Aldo Grasso, Sette 8/6/2012, 8 giugno 2012
L’ILLUSIONE DEL PESCIVENDOLO
l film Reality di Matteo Garrone, che a Cannes ha ricevuto il Gran Premio della Giuria, pone un bel problema teorico su quell’aspirazione molto diffusa a conquistarsi un po’ di ribalta. Com’è noto, il film racconta di un pescivendolo napoletano, sposato, con tre figli e contornato da una grande famiglia di zii, fratelli e cugini che, spinto dai parenti, si presenta alle selezioni per Il Grande Fratello. Sicuro di essere stato scelto, inizia una dolorosa via Crucis scivolando nell’ossessione e poi nella follia. Si convince di essere “osservato” dalle telecamere e, in attesa della “chiamata”, vende la pescheria, regala le sue cose ai poveri, si chiude in casa incollato a un gigantesco televisore che rimanda immagini del reality che nel frattempo è iniziato senza di lui.

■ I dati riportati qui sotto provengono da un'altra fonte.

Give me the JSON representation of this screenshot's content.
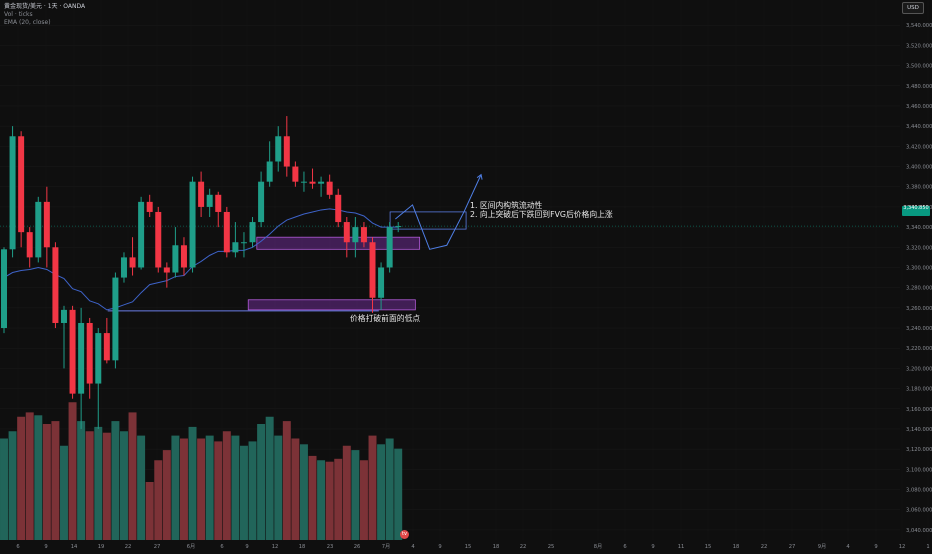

L’uomo qualunque. Atto d’accusa, favola onirica, commedia, grande metafora: qualunque cosa sia il film di Garrone, al centro c’è la grande illusione del pescivendolo, quella di diventare famoso.
Da quando sugli schermi televisivi sono comparsi i primi reality, è stato tutto un susseguirsi di accuse e rimproveri: il reality è trash, stimola comportamenti sbagliati, inebetisce gli spettatori nel voyeurismo più bieco. Il reality, infatti, cerca di traghettare storie di gente comune, di farle uscire dall’anonimato in cui generalmente vivacchiano, di portarle alla ribalta del video e farle esplodere.
Ora, la cosa più curiosa è che l’interprete principale del film di Garrore non è un attore, è un ex detenuto, Aniello Arena. La domanda che uno potrebbe porsi è questa: ma un carcerato che diventa famoso con un film non è esattamente come uno che diventa famoso con un reality? Che differenza c’è?
Saranno famosi. La storia del cinema italiano è piena di attori presi dalla strada, da Zavattini-De Sica a Olmi, a tanti altri registi. Sarebbe interessante che un giorno qualcuno scrivesse la storia di questi “attori presi dalla strada”: in che modo sono diventati famosi, quanti hanno continuato a recitare, che fine hanno fatto gli “sconfitti”, come è stato superato il trauma del passaggio dall’anonimato alla notorietà, che responsabilità hanno avuto i registi.
Mi immagino la risposta: l’attore preso dalla strada non è uguale al concorrente del reality perché la sua redenzione avviene nel nome dell’arte. Ma proprio qui si annida tutto il moralismo e l’ipocrisia di questa presunta differenza. Il povero Pietro Taricone aveva qualcosa in meno di Aniello Arena? E chi stabilisce la patente di artisticità? Uno “spostato” sarà meno spostato se a soffiare è l’aura del cinema?